Old 09-28-2007, 04:08 AM   #2
ghostdog74
Senior Member
 
Registered: Aug 2006
Posts: 2,695
Blog Entries: 5

Rep: Reputation: 240Reputation: 240Reputation: 240
only tested on your sample
Code:
awk '/Item URL:/ { sub(/Item URL:/,"");line=$0;next }
     !/Buy It Now price:/{ line = line$0 }
    /Buy It Now price:/{exit}
END{print line}' "file"
 
Old 09-28-2007, 04:09 AM   #3
angrybanana
Member
 
Registered: Oct 2003
Distribution: Archlinux
Posts: 147

Rep: Reputation: 21
I know you said you tried awk, sed and tr.. but you didn't mention what you tried..

See if any of this works:

sed 'N;s/\n//'
tr '\n' ' '
awk '{printf $0}'
 
Old 09-28-2007, 06:53 AM   #4
DIMonS
LQ Newbie
 
Registered: Aug 2007
Posts: 13

Original Poster
Rep: Reputation: 0
Looping a script?

Thanks guys for the help.

I've tweaked a little but can't seem to get it check a larger doument with multiple URL's. Am I on the right track with while ; do ?

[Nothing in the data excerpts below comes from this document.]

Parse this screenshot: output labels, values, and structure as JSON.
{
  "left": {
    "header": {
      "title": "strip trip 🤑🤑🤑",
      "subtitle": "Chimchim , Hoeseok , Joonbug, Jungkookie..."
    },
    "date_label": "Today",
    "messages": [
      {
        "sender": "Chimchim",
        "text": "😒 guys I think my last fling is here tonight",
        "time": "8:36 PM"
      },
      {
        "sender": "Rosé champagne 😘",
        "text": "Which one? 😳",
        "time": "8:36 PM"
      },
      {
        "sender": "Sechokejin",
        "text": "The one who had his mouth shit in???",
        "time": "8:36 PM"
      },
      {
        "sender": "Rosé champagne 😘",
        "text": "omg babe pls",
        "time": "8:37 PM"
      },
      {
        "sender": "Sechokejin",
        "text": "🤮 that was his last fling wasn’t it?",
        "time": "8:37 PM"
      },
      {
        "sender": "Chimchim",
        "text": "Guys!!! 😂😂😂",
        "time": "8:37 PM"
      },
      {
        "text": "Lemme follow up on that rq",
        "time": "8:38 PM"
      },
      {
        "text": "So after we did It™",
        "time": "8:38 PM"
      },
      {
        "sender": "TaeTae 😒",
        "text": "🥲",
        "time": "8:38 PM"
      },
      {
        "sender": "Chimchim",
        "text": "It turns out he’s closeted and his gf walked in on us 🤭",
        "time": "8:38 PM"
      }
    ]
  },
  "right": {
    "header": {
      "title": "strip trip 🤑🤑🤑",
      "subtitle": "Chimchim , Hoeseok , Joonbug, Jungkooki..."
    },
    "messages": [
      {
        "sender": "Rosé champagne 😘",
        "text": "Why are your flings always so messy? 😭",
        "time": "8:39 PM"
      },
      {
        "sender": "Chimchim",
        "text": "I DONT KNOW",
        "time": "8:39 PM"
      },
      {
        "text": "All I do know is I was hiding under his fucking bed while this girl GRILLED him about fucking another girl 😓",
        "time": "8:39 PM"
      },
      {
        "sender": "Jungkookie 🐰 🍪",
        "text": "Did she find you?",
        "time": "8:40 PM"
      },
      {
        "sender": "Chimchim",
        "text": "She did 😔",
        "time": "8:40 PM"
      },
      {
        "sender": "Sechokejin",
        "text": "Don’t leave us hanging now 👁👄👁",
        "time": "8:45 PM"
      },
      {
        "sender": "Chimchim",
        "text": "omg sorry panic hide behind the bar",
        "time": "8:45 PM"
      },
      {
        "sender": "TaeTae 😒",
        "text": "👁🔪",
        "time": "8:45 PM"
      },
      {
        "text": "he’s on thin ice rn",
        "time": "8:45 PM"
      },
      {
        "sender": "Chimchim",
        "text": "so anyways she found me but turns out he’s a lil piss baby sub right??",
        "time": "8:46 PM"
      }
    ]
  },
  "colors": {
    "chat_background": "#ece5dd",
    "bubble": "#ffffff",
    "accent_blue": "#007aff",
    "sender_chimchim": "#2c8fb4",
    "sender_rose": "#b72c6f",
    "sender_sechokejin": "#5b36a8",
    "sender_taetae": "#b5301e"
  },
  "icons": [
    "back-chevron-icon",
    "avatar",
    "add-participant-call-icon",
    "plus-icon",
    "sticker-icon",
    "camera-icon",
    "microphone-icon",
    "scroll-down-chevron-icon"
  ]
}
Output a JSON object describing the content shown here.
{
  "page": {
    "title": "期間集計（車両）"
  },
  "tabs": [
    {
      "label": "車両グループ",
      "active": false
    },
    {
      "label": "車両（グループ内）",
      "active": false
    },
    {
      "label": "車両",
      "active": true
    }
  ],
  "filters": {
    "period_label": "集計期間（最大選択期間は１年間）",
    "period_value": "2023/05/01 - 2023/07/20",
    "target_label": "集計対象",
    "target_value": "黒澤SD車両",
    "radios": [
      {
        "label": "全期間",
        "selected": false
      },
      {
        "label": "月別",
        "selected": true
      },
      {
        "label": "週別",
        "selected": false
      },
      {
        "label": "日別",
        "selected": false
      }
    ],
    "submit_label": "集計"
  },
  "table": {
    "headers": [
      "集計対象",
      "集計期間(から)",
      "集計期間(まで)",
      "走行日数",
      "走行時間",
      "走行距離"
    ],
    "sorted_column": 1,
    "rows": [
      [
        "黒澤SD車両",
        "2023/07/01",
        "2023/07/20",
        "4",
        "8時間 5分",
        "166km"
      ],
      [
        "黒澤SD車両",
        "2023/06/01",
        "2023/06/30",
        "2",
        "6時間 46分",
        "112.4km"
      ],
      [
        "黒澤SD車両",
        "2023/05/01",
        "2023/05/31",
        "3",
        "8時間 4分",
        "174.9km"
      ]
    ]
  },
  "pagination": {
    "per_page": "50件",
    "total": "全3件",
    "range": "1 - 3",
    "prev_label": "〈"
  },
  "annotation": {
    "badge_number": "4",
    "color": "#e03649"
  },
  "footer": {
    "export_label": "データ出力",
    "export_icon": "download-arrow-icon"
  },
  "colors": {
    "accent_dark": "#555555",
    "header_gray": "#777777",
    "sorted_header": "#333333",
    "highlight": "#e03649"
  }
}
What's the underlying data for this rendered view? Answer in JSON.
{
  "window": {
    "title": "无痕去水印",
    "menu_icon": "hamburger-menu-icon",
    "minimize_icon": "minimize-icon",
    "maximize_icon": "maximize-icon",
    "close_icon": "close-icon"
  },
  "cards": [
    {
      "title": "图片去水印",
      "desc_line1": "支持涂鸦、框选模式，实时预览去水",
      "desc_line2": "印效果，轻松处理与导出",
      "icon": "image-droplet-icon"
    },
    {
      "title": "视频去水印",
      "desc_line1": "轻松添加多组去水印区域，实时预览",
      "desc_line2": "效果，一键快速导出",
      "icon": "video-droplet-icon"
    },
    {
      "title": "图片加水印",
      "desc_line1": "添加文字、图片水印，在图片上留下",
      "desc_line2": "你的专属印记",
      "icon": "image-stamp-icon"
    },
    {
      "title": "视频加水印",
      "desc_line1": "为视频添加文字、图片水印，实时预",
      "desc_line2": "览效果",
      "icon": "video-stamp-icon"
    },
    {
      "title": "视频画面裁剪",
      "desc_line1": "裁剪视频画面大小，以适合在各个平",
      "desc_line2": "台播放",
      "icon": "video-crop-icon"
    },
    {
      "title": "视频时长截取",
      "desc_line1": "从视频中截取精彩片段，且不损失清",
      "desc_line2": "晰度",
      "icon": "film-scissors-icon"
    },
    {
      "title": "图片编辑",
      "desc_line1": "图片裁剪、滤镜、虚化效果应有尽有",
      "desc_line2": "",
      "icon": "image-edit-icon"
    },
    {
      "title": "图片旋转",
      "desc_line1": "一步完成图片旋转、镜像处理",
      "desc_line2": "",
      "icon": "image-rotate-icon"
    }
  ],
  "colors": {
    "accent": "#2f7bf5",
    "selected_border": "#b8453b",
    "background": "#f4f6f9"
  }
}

cat mail.txt | awk '{sub(/[= \t]+$/, "");print}' > tempmail.txt

while true ; do

awk '/Item URL:/ { sub(/Item URL:/,"");line=$0;next }
!/Buy It Now price:/{ line = line$0 }
/Buy It Now price:/{exit}
END{print line}' "tempmail.txt" > tempmail.txt

fi

done

cut -c 3- tempmail2.txt > newmail.txt

wget --restrict-file-names=windows -nd -E -H -k -p --random-wait --tries=2 -i tempmail.txt
 
Old 09-28-2007, 09:59 AM   #5
theNbomr
LQ 5k Club
 
Registered: Aug 2005
Distribution: OpenSuse, Fedora, Redhat, Debian
Posts: 5,395
Blog Entries: 2

Rep: Reputation: 903Reputation: 903Reputation: 903Reputation: 903Reputation: 903Reputation: 903Reputation: 903Reputation: 903
I'll kick in my perl contribution:
Code:
#! /bin/perl -w
#
#   LQDIMonS.pl
#
#   usage:
#   LQDIMonS.pl email.txt
#
use strict;

    my @email = <>;
    my $i = 0;
    while( $i <  @email-1 ){
    
        if( $email[$i] =~ m/=$/ ){
            chomp $email[$i];
            $email[$i] =~ s/=$//;
            $email[$i] .= $email[$i+1];
            splice @email, $i+1, 1;
        }
        $i++;
    }
    
    foreach my $record ( @email ){
        # print $record;
        if( $record =~ m/Item URL:\s+(.+)$/ ){
            print "$1\n";
        }
    }
Not too sure what treatment you are trying to give to the ending '='. Is it supposed to be removed, and then the following line concatenated?

--- rod.
 
Old 09-28-2007, 10:50 AM   #6
ghostdog74
Senior Member
 
Registered: Aug 2006
Posts: 2,695
Blog Entries: 5

Rep: Reputation: 240Reputation: 240Reputation: 240
Quote:
Originally Posted by DIMonS View Post
Thanks guys for the help.

I've tweaked a little but can't seem to get it check a larger doument with multiple URL's. Am I on the right track with while ; do ?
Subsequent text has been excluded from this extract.